Taking the above-mentioned first embodiment device as an example, its operation will be explained as follows.

First, when sizing drying is performed normally in the apparatus of this embodiment, the machine operates in high-speed operation mode, and the warp threads W are gradually dried as they pass through the cylinder rows A-B. At this time, the warp yarns in the section where the rotational speed of the drive roll or drying cylinder is regulated are conveyed while the tension is controlled by a preset amount of stretch, and are wound onto the winding beam Y.

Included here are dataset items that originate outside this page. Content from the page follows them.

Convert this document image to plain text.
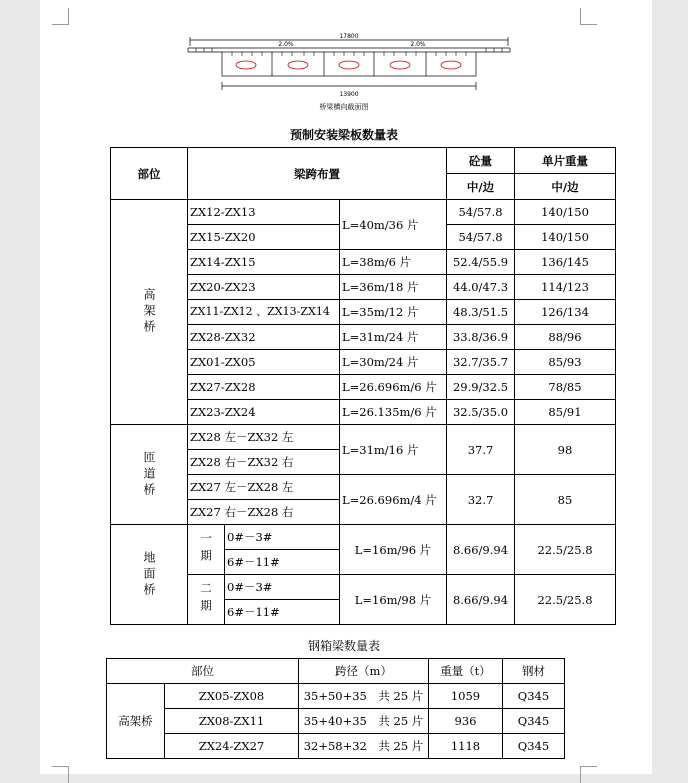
17800
13900
2.0%	2.0%
桥梁横向截面图
预制安装梁板数量表
部位	梁跨布置			砼量	单片重量
				中/边	中/边
高架桥	ZX12-ZX13		L=40m/36 片	54/57.8	140/150
	ZX15-ZX20			54/57.8	140/150
	ZX14-ZX15		L=38m/6 片	52.4/55.9	136/145
	ZX20-ZX23		L=36m/18 片	44.0/47.3	114/123
	ZX11-ZX12 、ZX13-ZX14		L=35m/12 片	48.3/51.5	126/134
	ZX28-ZX32		L=31m/24 片	33.8/36.9	88/96
	ZX01-ZX05		L=30m/24 片	32.7/35.7	85/93
	ZX27-ZX28		L=26.696m/6 片	29.9/32.5	78/85
	ZX23-ZX24		L=26.135m/6 片	32.5/35.0	85/91
匝道桥	ZX28 左－ZX32 左		L=31m/16 片	37.7	98
	ZX28 右－ZX32 右				
	ZX27 左－ZX28 左		L=26.696m/4 片	32.7	85
	ZX27 右－ZX28 右				
地面桥	一期	0#－3#	L=16m/96 片	8.66/9.94	22.5/25.8
		6#－11#			
	二期	0#－3#	L=16m/98 片	8.66/9.94	22.5/25.8
		6#－11#			
钢箱梁数量表
部位		跨径（m）	重量（t）	钢材
高架桥	ZX05-ZX08	35+50+35　共 25 片	1059	Q345
	ZX08-ZX11	35+40+35　共 25 片	936	Q345
	ZX24-ZX27	32+58+32　共 25 片	1118	Q345
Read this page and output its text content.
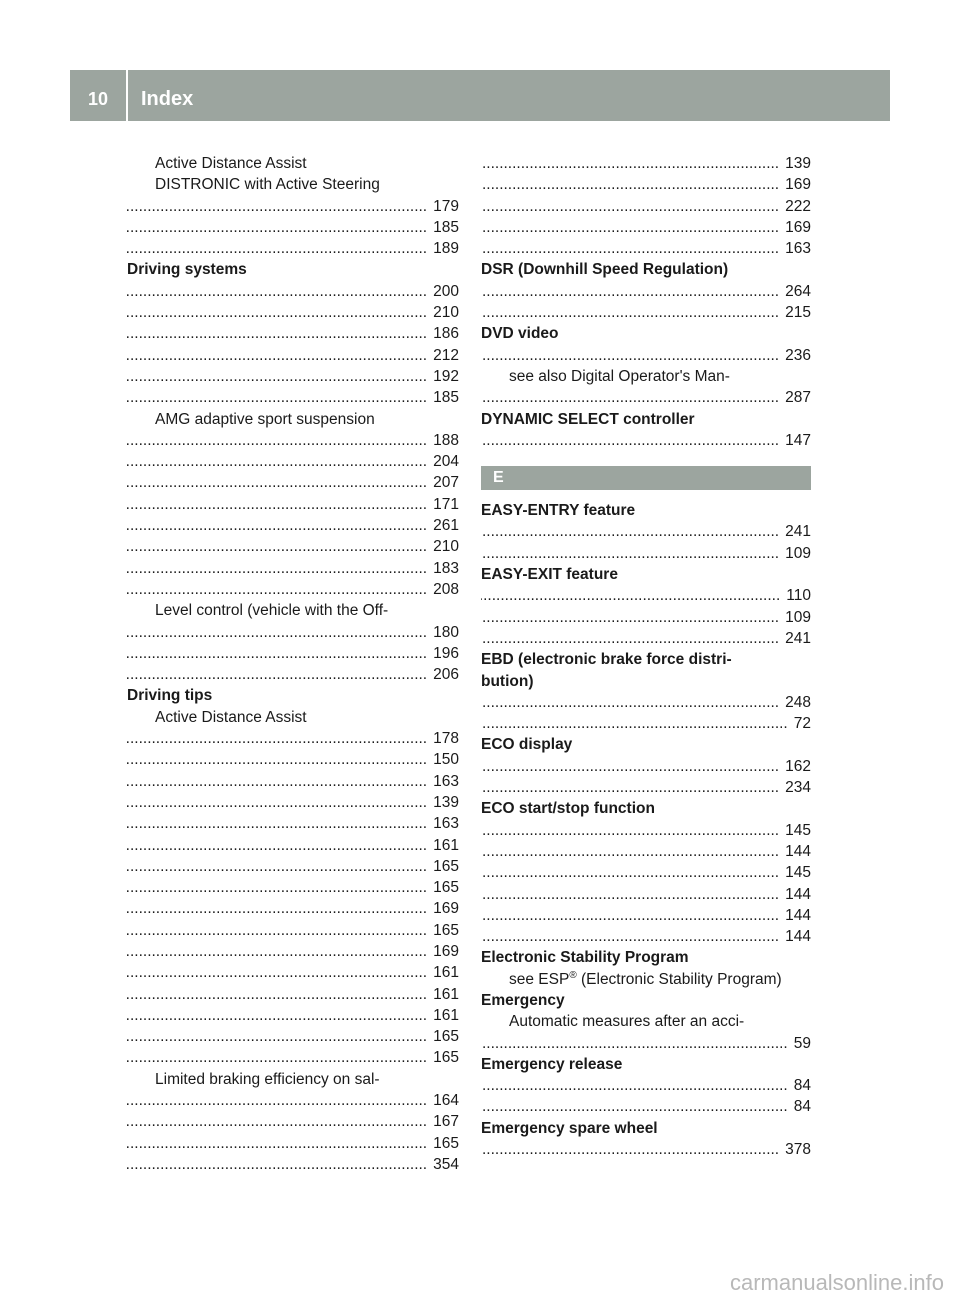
10	Index
Active Distance Assist
DISTRONIC with Active Steering
..... 179
..... 185
..... 189
Driving systems
..... 200
..... 210
..... 186
..... 212
..... 192
..... 185
AMG adaptive sport suspension
..... 188
..... 204
..... 207
..... 171
..... 261
..... 210
..... 183
..... 208
Level control (vehicle with the Off-
..... 180
..... 196
..... 206
Driving tips
Active Distance Assist
..... 178
..... 150
..... 163
..... 139
..... 163
..... 161
..... 165
..... 165
..... 169
..... 165
..... 169
..... 161
..... 161
..... 161
..... 165
..... 165
Limited braking efficiency on sal-
..... 164
..... 167
..... 165
..... 354
..... 139
..... 169
..... 222
..... 169
..... 163
DSR (Downhill Speed Regulation)
..... 264
..... 215
DVD video
..... 236
see also Digital Operator's Man-
..... 287
DYNAMIC SELECT controller
..... 147
E
EASY-ENTRY feature
..... 241
..... 109
EASY-EXIT feature
..... 110
..... 109
..... 241
EBD (electronic brake force distri-
bution)
..... 248
..... 72
ECO display
..... 162
..... 234
ECO start/stop function
..... 145
..... 144
..... 145
..... 144
..... 144
..... 144
Electronic Stability Program
see ESP® (Electronic Stability Program)
Emergency
Automatic measures after an acci-
..... 59
Emergency release
..... 84
..... 84
Emergency spare wheel
..... 378
carmanualsonline.info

When repair is necessary due to thread breakage, etc., the machine is switched to low-speed mode for repair, and the glued and moist warp threads W are sent to the drying cylinders 6□, 6.・Drying progresses rapidly when passing through the 64th part, leading to rapid thermal contraction and an extreme increase in tension. And drying cylinder 6t and 6. When a tension difference of more than a predetermined value occurs in the warp threads W spanning the warp threads, the friction transmission mechanism causes the drive cylinder to be pulled in the direction of the larger tension and rotate, thereby eliminating the tension difference on both sides.

As a result, a predetermined tension of the warp yarns W is secured through predetermined stretch control at least in the sections of the drying cylinder 6 Transport and winding is performed while uniformizing the tension.

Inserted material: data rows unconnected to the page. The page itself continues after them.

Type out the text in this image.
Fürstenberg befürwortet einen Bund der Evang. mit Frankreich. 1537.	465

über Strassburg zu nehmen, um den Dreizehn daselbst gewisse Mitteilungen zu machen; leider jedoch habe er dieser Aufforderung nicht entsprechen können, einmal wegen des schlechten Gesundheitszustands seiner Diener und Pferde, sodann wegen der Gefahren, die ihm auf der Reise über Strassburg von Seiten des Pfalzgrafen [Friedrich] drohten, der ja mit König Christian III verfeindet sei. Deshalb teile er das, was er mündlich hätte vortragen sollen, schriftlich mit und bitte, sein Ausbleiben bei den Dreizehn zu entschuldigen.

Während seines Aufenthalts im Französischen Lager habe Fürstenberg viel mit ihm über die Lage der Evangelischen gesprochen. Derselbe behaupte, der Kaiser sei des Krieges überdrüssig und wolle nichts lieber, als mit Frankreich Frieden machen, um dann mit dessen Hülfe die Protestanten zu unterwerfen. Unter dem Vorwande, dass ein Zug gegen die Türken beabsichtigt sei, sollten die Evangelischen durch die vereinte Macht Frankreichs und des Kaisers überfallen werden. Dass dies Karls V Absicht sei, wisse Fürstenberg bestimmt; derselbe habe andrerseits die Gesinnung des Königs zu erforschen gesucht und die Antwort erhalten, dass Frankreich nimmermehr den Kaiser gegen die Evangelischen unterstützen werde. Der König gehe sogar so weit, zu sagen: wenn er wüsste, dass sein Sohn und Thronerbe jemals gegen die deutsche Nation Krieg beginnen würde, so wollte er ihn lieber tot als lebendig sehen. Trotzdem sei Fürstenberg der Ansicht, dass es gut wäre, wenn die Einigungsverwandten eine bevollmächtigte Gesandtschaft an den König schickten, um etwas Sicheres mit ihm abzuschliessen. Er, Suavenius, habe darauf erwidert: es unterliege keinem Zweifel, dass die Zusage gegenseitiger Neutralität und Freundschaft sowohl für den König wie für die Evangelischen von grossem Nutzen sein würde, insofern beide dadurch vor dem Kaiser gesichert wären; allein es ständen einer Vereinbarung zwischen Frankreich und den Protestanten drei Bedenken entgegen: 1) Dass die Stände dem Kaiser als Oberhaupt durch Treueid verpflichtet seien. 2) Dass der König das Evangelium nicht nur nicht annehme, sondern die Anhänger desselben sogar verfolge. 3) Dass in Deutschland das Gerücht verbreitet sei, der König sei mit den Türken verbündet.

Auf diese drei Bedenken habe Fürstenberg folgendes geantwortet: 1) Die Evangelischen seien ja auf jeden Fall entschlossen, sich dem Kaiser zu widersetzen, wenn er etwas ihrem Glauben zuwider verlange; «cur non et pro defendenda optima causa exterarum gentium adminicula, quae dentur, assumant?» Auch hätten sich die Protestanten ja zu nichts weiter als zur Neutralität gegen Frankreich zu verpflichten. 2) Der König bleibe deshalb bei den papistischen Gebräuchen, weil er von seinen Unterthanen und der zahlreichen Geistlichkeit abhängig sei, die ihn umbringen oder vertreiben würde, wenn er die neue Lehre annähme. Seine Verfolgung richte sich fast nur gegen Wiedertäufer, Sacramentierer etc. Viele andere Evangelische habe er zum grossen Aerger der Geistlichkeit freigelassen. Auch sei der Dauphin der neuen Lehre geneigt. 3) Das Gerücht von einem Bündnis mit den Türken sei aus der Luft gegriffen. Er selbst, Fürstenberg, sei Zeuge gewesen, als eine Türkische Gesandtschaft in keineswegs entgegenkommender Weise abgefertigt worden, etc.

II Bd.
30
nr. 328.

[Effects of the present invention]

As explained above with reference to the embodiments, according to the sizing dryer constructed by applying the present invention, by conveying the warp yarns in a certain section with a preset stretch amount, the tension of the entire warp yarns in that section can be increased. In addition to maintaining the tension at a predetermined value, the sudden tension difference that occurs locally at any time in that section can be dispersed and conveyed to smoothly wind it onto the take-up beam, resulting in good warp sizing with high reliability. Drying treatment is possible.

[Brief explanation of the drawing]

FIG. 1 is a mechanical explanatory diagram showing an outline of an apparatus according to an embodiment of the present invention, and FIG. 2 is a partially enlarged sectional view showing a friction transmission mechanism employed in a drying cylinder of the apparatus of this embodiment. - Squeeze roll, 2 - Sizing roll, 3, 4, 5 - Guide roll, 6 ++s ++ - Drying cylinder, 7a, 7b - Nip roll, 8 - Division bar 9a, 9
b・9c・-Stepless speed changer, (10・11
．． 12, 13) - Friction transmission mechanism, 10 - Sprocket wheel, 11 - Lining, +2 - Spring, 13 -
-rJ Yukuzensetsu Natsuto 15/16---Hito Kaho Iru. A.--Cylinder row (of the upstream train), B.--Cylinder row (of the downstream train), C,, C,--Chain transmission device, G1.--Guide roller, H.--Cylinder drying section, M--driving motor, R--rotating shaft, S--size box, W--aligned thread.

Claims (3)

[Claims] (1) In a sizing dryer that dries a large number of sized warp yarns while being conveyed by a drive roll and a drying cylinder, a drive roll or a The warp stretch in the section is controlled by arranging any one of the drying cylinders and driving the rotation circumferential speeds of the driving rolls or the drying cylinders at a predetermined ratio. The other driving roll or drying cylinder is rotationally driven through a friction transmission means, so that when a sudden difference in yarn tension occurs before and after the driving roll or drying cylinder rotated by friction transmission, the driving roll or drying cylinder A yarn tension difference absorbing device for a sizing dryer, characterized in that the tension difference is eliminated by causing a cylinder to follow the direction in which a large tension is generated. (2) The yarn tension difference absorbing device for a sizing dryer according to claim 1, wherein the stretch adjustment between the rotating shafts of the target drive roll or drying cylinder is performed by a stepless speed changer. (3) The yarn tension difference absorbing device for a sizing dryer according to claim 1 or 2, wherein all of the rotating shafts of the drying cylinder are rotationally driven by friction transmission means.